No winner has been formally announced although the DOTC is planning to do this within the week, Transportation Undersecretary Jose Perpetuo Lotilla said in a text message.
“We hope to do that (award) this coming week,” Lotilla said. The ITS Southwest will be the ninth project to be awarded under the Aquino administration’s PPP Program.
The ITS is meant to create intermodal hubs where provincial buses will disembark passengers to transfer to other in-city modes of transport such as elevated railways, city buses and UV Express vans.
The move was aimed at easing congestion within Metro Manila.
The ITS Southwest project will be built within a site area of 4.6 hectares near the Manila-Cavite Expressway. Two other ITS PPP projects are set to rise, the ITS-South, located near the Food Terminal Inc. compound in Taguig and the ITS-North, likely in Quezon City.
For Calax, PPP Center executive director Cosette Canilao told reporters that a National Economic and Development Authority board meeting was set “at the end of the month” partly to approve the new terms of the 45-kilometer tollroad deal.
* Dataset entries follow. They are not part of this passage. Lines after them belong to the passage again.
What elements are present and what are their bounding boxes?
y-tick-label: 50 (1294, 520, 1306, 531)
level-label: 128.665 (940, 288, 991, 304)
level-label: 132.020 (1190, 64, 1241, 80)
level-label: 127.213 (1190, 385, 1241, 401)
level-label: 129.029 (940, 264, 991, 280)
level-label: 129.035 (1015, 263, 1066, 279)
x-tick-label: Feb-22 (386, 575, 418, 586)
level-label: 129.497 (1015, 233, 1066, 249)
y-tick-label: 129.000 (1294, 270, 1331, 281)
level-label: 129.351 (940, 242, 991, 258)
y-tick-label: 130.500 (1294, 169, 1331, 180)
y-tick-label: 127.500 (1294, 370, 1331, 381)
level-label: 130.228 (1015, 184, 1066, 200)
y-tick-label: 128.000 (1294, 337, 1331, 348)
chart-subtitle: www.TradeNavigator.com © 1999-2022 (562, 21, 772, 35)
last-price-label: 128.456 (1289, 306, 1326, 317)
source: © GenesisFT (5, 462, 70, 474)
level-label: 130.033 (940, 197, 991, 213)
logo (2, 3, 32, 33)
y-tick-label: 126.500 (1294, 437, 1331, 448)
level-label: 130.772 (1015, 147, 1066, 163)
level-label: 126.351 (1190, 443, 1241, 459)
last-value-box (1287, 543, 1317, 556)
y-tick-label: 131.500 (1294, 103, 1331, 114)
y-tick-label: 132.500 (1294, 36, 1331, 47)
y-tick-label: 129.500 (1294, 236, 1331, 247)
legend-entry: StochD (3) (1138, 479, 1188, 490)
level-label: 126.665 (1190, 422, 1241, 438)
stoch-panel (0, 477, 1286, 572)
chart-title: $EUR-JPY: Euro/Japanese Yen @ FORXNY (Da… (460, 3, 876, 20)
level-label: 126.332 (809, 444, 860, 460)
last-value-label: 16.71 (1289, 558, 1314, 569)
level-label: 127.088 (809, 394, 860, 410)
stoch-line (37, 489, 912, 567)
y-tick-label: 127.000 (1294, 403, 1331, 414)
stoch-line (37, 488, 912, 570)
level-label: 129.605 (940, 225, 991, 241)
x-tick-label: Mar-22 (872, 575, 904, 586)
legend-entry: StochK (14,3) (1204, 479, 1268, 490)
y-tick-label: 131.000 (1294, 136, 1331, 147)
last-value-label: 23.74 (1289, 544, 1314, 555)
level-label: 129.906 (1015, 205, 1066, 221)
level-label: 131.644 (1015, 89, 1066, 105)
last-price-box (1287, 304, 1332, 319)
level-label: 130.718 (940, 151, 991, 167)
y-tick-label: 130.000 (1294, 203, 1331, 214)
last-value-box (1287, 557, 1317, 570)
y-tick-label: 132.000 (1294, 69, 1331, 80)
The new terms are expected to include the P20.1-billion “floor price,” which will come on top of the construction cost.
She noted that once approved by the Neda board, which is chaired by President Aquino, it would take four more months before the bid submission, or by June this year.
The P20.1-billion floor price was placed to match the offer of San Miguel Corp., which was disqualified by the Department of Public Works and Highways’ bids and awards committee last June because of a typo error.
The disqualification was eventually reversed by President Aquino after SMC filed an appeal.
Apart from SMC, the three other original bidders are the tandem between Ayala Corp. and Aboitiz Land Inc., which was the original frontrunner although its bid was P8.4 billion short of SMC’s offer, a unit of Manuel V. Pangilinan-led Metro Pacific Investments Corp. and Malaysia’s AlloyMTD Group.
Malacañang ordered a rebid because of the wide gap between the qualified frontrunner and SMC, saying the difference could pay for important infrastructure developments and socialized housing.